Sunday, August 27, 2006

Spicy Peanut-Encrusted Catfish

from Christine Cooks



3 catfish fillets (I used barracuda)
1 c dry-roasted, salt-free peanuts, chopped fine
2 T blackening spice (see below)
2 T olive oil or peanut oil
1/2 c Eggbeaters or other egg substitute, or 2 eggs, lightly beaten

Pre-heat oven to 400 degrees and have a baking sheet ready. Blot fillets with paper towels until thoroughly dry. Set aside.With a chef's knife, chop the peanuts until they're in very fine pieces. You could use a small food processor but I like to chop such a small amount with my knife, avoiding the possibility of turning them into peanut butter. Combine the chopped peanuts and the blackening spice and place on a flat plate. Pour the eggs or egg substitute into a wide bowl. Heat a cast iron skillet to medium and add the oil. The oil should just shimmer in the pan, not smoke, or you could burn the peanuts (hmmm, how do I know that...?). Dip a fillet into the eggs to coat then into the peanut mixture, coating both sides and pressing lightly to make the peanut pieces adhere. Repeat with the remaining fillets. Place in the hot skillet and, keeping them from crowding each other, saute for about 5 minutes on one side then flip and saute the other side for another 5 minutes.

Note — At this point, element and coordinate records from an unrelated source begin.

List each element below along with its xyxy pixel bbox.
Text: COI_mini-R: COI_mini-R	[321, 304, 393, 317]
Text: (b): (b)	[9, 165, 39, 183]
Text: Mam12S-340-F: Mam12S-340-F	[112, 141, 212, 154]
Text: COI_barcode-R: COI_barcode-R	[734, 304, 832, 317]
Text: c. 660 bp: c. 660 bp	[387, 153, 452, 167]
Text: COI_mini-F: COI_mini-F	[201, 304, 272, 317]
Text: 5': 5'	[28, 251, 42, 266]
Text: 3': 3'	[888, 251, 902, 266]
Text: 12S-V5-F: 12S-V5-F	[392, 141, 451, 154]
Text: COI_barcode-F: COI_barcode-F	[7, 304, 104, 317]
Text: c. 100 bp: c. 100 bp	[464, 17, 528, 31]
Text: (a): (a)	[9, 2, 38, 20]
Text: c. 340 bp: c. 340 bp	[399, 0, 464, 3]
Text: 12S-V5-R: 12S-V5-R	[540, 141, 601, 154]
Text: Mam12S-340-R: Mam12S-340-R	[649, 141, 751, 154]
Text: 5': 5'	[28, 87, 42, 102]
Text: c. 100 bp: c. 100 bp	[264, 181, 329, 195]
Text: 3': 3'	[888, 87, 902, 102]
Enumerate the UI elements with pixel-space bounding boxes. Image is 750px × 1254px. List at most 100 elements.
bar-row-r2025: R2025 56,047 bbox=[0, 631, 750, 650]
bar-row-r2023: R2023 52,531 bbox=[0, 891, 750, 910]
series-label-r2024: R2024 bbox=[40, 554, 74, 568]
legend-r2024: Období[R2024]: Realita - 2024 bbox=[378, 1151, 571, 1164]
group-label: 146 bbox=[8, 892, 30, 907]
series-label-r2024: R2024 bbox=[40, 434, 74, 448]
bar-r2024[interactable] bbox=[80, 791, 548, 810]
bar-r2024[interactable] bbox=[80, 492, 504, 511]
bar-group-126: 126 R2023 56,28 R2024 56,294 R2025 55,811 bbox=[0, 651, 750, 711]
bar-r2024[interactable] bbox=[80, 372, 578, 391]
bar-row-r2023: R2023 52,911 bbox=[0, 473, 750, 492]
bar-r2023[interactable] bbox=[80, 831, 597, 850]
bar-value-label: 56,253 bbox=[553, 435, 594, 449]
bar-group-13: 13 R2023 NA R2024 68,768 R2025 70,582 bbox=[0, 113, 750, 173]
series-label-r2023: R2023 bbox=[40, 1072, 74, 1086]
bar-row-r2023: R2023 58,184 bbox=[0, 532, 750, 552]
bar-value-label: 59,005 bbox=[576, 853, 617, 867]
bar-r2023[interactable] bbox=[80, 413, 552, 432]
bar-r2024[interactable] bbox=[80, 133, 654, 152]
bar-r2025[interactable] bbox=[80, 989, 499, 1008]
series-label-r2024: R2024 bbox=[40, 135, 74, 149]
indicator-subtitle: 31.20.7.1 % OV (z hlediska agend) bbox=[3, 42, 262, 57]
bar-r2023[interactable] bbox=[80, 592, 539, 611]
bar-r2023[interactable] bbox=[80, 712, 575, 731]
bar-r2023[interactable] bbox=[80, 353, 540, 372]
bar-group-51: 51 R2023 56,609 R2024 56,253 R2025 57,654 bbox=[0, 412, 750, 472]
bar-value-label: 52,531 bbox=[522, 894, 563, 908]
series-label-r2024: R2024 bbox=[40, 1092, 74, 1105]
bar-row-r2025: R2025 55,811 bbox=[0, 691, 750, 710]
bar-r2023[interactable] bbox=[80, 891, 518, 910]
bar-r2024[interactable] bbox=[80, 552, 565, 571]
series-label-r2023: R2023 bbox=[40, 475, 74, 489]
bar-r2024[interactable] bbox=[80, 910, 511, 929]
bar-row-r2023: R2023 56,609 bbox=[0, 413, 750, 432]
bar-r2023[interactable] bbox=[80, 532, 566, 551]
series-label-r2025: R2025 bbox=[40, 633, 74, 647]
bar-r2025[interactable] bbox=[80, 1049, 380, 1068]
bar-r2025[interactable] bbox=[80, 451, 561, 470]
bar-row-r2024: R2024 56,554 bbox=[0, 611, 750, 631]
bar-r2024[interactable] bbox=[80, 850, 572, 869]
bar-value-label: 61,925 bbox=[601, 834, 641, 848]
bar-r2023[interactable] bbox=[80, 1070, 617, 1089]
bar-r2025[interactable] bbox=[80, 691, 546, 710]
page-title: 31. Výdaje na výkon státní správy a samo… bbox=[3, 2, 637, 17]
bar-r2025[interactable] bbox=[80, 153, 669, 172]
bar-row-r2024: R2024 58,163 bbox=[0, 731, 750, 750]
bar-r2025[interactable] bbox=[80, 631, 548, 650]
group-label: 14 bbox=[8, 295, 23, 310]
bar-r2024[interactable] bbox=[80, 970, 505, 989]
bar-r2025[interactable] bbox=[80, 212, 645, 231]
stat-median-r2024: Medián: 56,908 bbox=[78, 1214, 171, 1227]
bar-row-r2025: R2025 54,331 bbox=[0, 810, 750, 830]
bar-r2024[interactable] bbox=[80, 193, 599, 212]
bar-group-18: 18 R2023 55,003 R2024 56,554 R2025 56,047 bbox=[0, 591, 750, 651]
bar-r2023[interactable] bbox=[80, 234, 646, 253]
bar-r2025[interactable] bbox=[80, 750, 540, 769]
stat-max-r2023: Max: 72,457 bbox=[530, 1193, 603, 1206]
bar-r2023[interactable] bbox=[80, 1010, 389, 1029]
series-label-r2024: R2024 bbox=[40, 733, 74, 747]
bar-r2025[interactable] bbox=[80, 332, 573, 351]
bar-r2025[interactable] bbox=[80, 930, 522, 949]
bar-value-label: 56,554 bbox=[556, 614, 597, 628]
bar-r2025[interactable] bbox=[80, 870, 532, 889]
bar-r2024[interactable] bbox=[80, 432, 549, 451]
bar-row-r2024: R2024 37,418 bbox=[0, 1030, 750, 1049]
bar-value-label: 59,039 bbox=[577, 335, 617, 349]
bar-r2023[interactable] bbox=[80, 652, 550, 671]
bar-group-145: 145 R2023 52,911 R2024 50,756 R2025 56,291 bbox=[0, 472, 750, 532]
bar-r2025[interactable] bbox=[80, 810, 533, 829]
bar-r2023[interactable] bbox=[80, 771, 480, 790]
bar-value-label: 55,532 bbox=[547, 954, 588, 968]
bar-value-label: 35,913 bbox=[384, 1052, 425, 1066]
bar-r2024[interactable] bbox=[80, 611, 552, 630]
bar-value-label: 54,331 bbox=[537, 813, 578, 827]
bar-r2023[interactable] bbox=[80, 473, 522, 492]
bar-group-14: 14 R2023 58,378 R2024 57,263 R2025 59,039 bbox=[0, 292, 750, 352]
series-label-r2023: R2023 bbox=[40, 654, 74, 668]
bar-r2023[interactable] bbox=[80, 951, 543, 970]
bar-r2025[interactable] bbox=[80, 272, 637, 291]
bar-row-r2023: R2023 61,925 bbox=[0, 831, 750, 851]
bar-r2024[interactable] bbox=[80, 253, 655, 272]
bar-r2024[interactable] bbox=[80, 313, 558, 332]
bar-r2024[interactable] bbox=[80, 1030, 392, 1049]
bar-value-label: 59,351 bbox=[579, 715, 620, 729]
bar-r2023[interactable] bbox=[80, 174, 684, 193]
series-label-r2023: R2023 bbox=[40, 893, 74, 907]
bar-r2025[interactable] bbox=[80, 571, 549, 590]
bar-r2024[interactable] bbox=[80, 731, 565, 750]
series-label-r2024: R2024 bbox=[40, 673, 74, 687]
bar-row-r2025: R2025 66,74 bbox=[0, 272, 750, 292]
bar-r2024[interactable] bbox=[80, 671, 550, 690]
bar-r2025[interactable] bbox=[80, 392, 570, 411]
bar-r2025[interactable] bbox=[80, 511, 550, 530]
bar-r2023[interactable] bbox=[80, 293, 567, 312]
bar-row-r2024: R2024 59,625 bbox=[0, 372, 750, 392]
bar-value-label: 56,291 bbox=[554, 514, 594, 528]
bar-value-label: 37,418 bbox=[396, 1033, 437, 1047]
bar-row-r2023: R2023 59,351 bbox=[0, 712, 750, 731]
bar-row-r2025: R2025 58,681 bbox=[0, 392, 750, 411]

Remove fillets to a baking sheet and place in a 400 degree oven to finish - about 5 minutes more.

Blackening Spice
from Christine Cooks

5 T kosher salt
5 T paprika (I used sweet)
1 T dried thyme
1 T freshly ground black pepper
1 T garlic powder
1/2 t cayenne
1/2 t ground white pepper
Mix it all up and store in an airtight container.